What is surprising is that Dolcemascolo wound up at the age of 45 on the other side of the operating table.
He had no elevated risk for a heart attack: he exercised regularly, maintained a healthy weight, never smoked, had no significant family history of cardiovascular disease or illnesses such as high cholesterol, high blood pressure or diabetes.
It Couldn’t Be a Heart Attack, Could It?
Dolcemascolo was so convinced he was unlikely to have a heart attack that he rationalized the burning chest pain he had one early morning in 2017 that began while he was on his way to work.
He thought it must be an ulcer caused by medication he was taking for a back problem. Or a severe case of heartburn. Or maybe reflux. But a heart attack? Absolutely not, he told his colleagues at the hospital that day, resisting their every effort to convince him to go the Emergency Department.
He was still resisting in the ED, when an electrocardiogram provided conclusive evidence that he was, indeed, having a heart attack.
“I was not a good patient,” Dolcemascolo recalls. He continued to object as he was wheeled into the catheterization lab, where the cath team found a blocked artery. And it wasn’t just any blocked artery; it was the artery that causes sudden death so often that it’s called “the widow maker.”
Dolcemascolo’s case was complicated. In the months that followed, he’d need many more invasive medical procedures. Eventually, on Memorial Day in 2018, he had open heart surgery.
Another Perspective on Heart Surgery
He may not have been a good patient, but Dolcemascolo believes that having the same experience as the patients he’d been treating for 17 years has made him a better PA.
“It provided me with a really different perspective of what I do for a living,” he says.
Dolcemascolo was grateful that he’d always had an attentive and caring bedside manner. Now, he’s focused more than ever on preparing patients for every aspect of surgery and recovery, especially the specific post-surgery concerns that provoke the most anxiety: the removal of chest tubes, pacing wires, central IV catheters and other “tubes and lines that open heart patients are burdened with after surgery.”
When patients are in desperate need of reassurance, he tells them about his own experience.
Dolcemascolo is the surgeon’s right-hand assistant during a heart operation. “In movies and TV, when you see someone standing across from the surgeon, that’s me,” he says.
Cardiothoracic PAs are highly skilled and intensively trained by physicians. They surgically remove veins, arteries or both for use in bypass surgery, and assist in all aspects of open heart procedures. They put in central and arterial lines, chest tubes and other support devices during surgery, and provide postoperative care to patients in the ICU.

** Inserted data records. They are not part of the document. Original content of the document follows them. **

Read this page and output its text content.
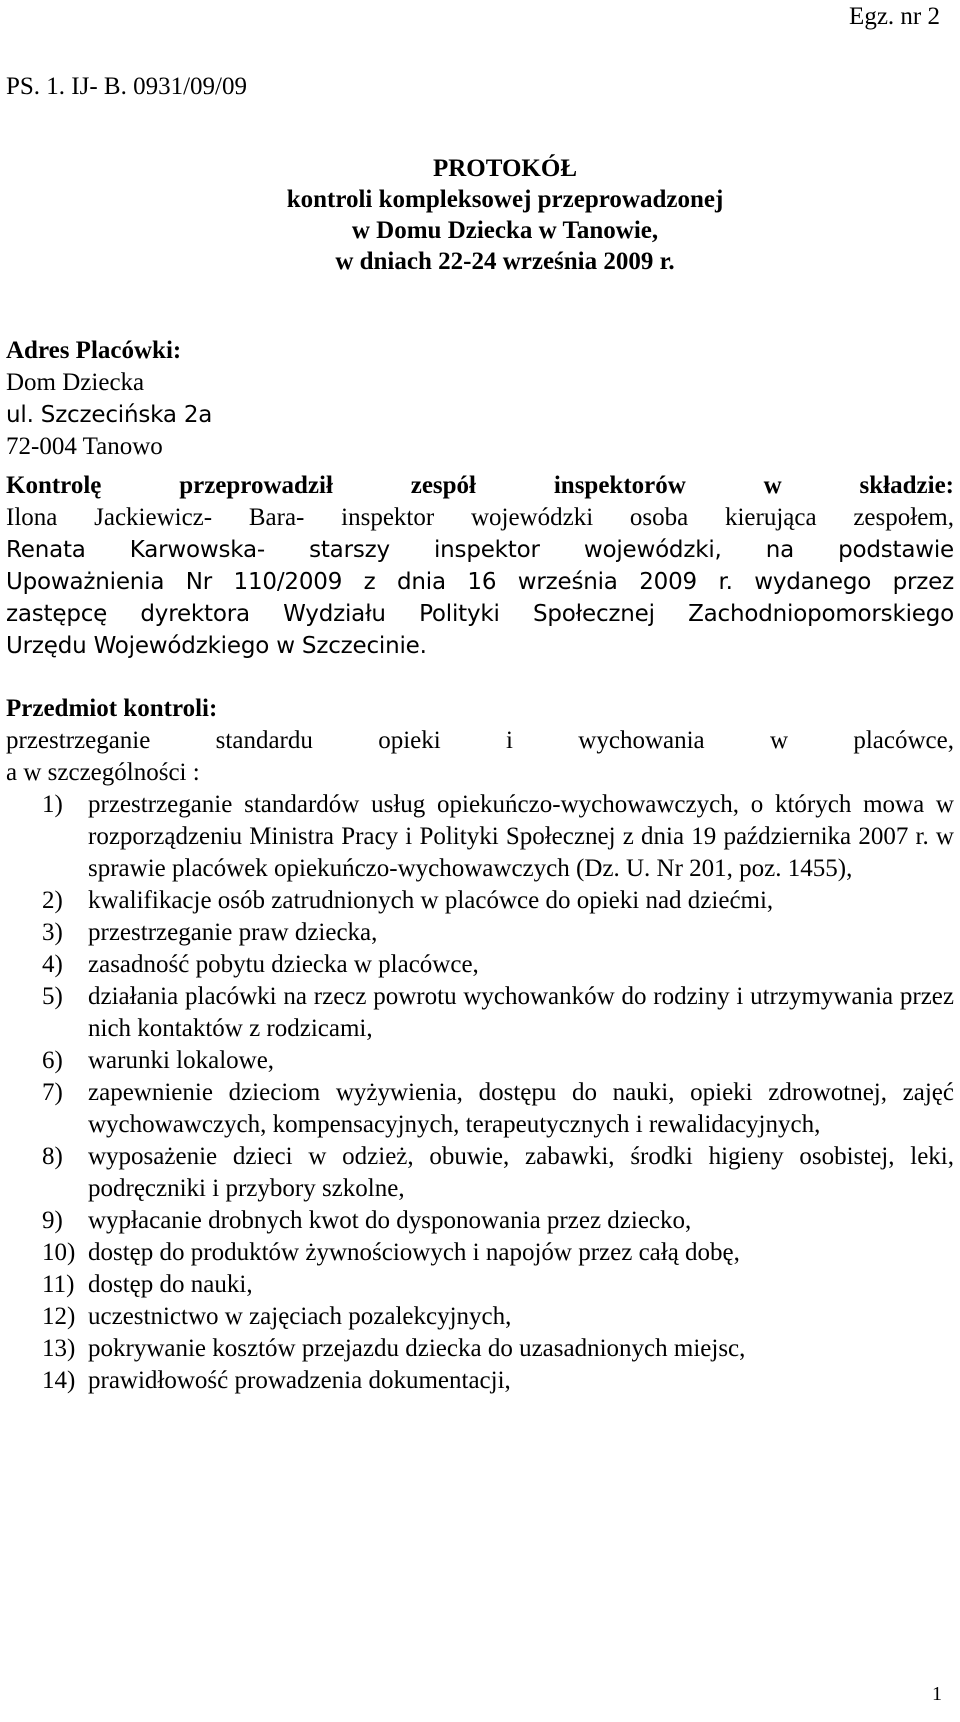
Egz. nr 2
PS. 1. IJ- B. 0931/09/09
PROTOKÓŁ
kontroli kompleksowej przeprowadzonej
w Domu Dziecka w Tanowie,
w dniach 22-24 września 2009 r.
Adres Placówki:
Dom Dziecka
ul. Szczecińska 2a
72-004 Tanowo
Kontrolę przeprowadził zespół inspektorów w składzie:
Ilona Jackiewicz- Bara- inspektor wojewódzki osoba kierująca zespołem,
Renata Karwowska- starszy inspektor wojewódzki, na podstawie
Upoważnienia Nr 110/2009 z dnia 16 września 2009 r. wydanego przez
zastępcę dyrektora Wydziału Polityki Społecznej Zachodniopomorskiego
Urzędu Wojewódzkiego w Szczecinie.
Przedmiot kontroli:
przestrzeganie standardu opieki i wychowania w placówce,
a w szczególności :
1) przestrzeganie standardów usług opiekuńczo-wychowawczych, o których mowa w rozporządzeniu Ministra Pracy i Polityki Społecznej z dnia 19 października 2007 r. w sprawie placówek opiekuńczo-wychowawczych (Dz. U. Nr 201, poz. 1455),
2) kwalifikacje osób zatrudnionych w placówce do opieki nad dziećmi,
3) przestrzeganie praw dziecka,
4) zasadność pobytu dziecka w placówce,
5) działania placówki na rzecz powrotu wychowanków do rodziny i utrzymywania przez nich kontaktów z rodzicami,
6) warunki lokalowe,
7) zapewnienie dzieciom wyżywienia, dostępu do nauki, opieki zdrowotnej, zajęć wychowawczych, kompensacyjnych, terapeutycznych i rewalidacyjnych,
8) wyposażenie dzieci w odzież, obuwie, zabawki, środki higieny osobistej, leki, podręczniki i przybory szkolne,
9) wypłacanie drobnych kwot do dysponowania przez dziecko,
10) dostęp do produktów żywnościowych i napojów przez całą dobę,
11) dostęp do nauki,
12) uczestnictwo w zajęciach pozalekcyjnych,
13) pokrywanie kosztów przejazdu dziecka do uzasadnionych miejsc,
14) prawidłowość prowadzenia dokumentacji,
1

The Synchronized Dance of Surgeon and PA
Most importantly, Dolcemascolo says, a good surgical PA learns to anticipate, and coordinate with, the surgeon’s style.
“You learn their mannerisms, tendencies and habits,” he says, likening it to a dance. “If you know the steps and don’t step on each other’s feet, the patient will do well.”
“The most gratifying part is knowing that if I do good work, the surgeon will do good work and the patient will have a good outcome,” Dolcemascolo says.
Cardiothoracic surgeon Louis Samuels, MD, agrees.
“Phil instinctively knows what to do in the course of an operation,” Dr. Samuels says. “He is focused, calm and confident in his own skills.
“His presence is a source of reassurance. If you’re going to be a good ballroom dancer, you want Phil as your partner.”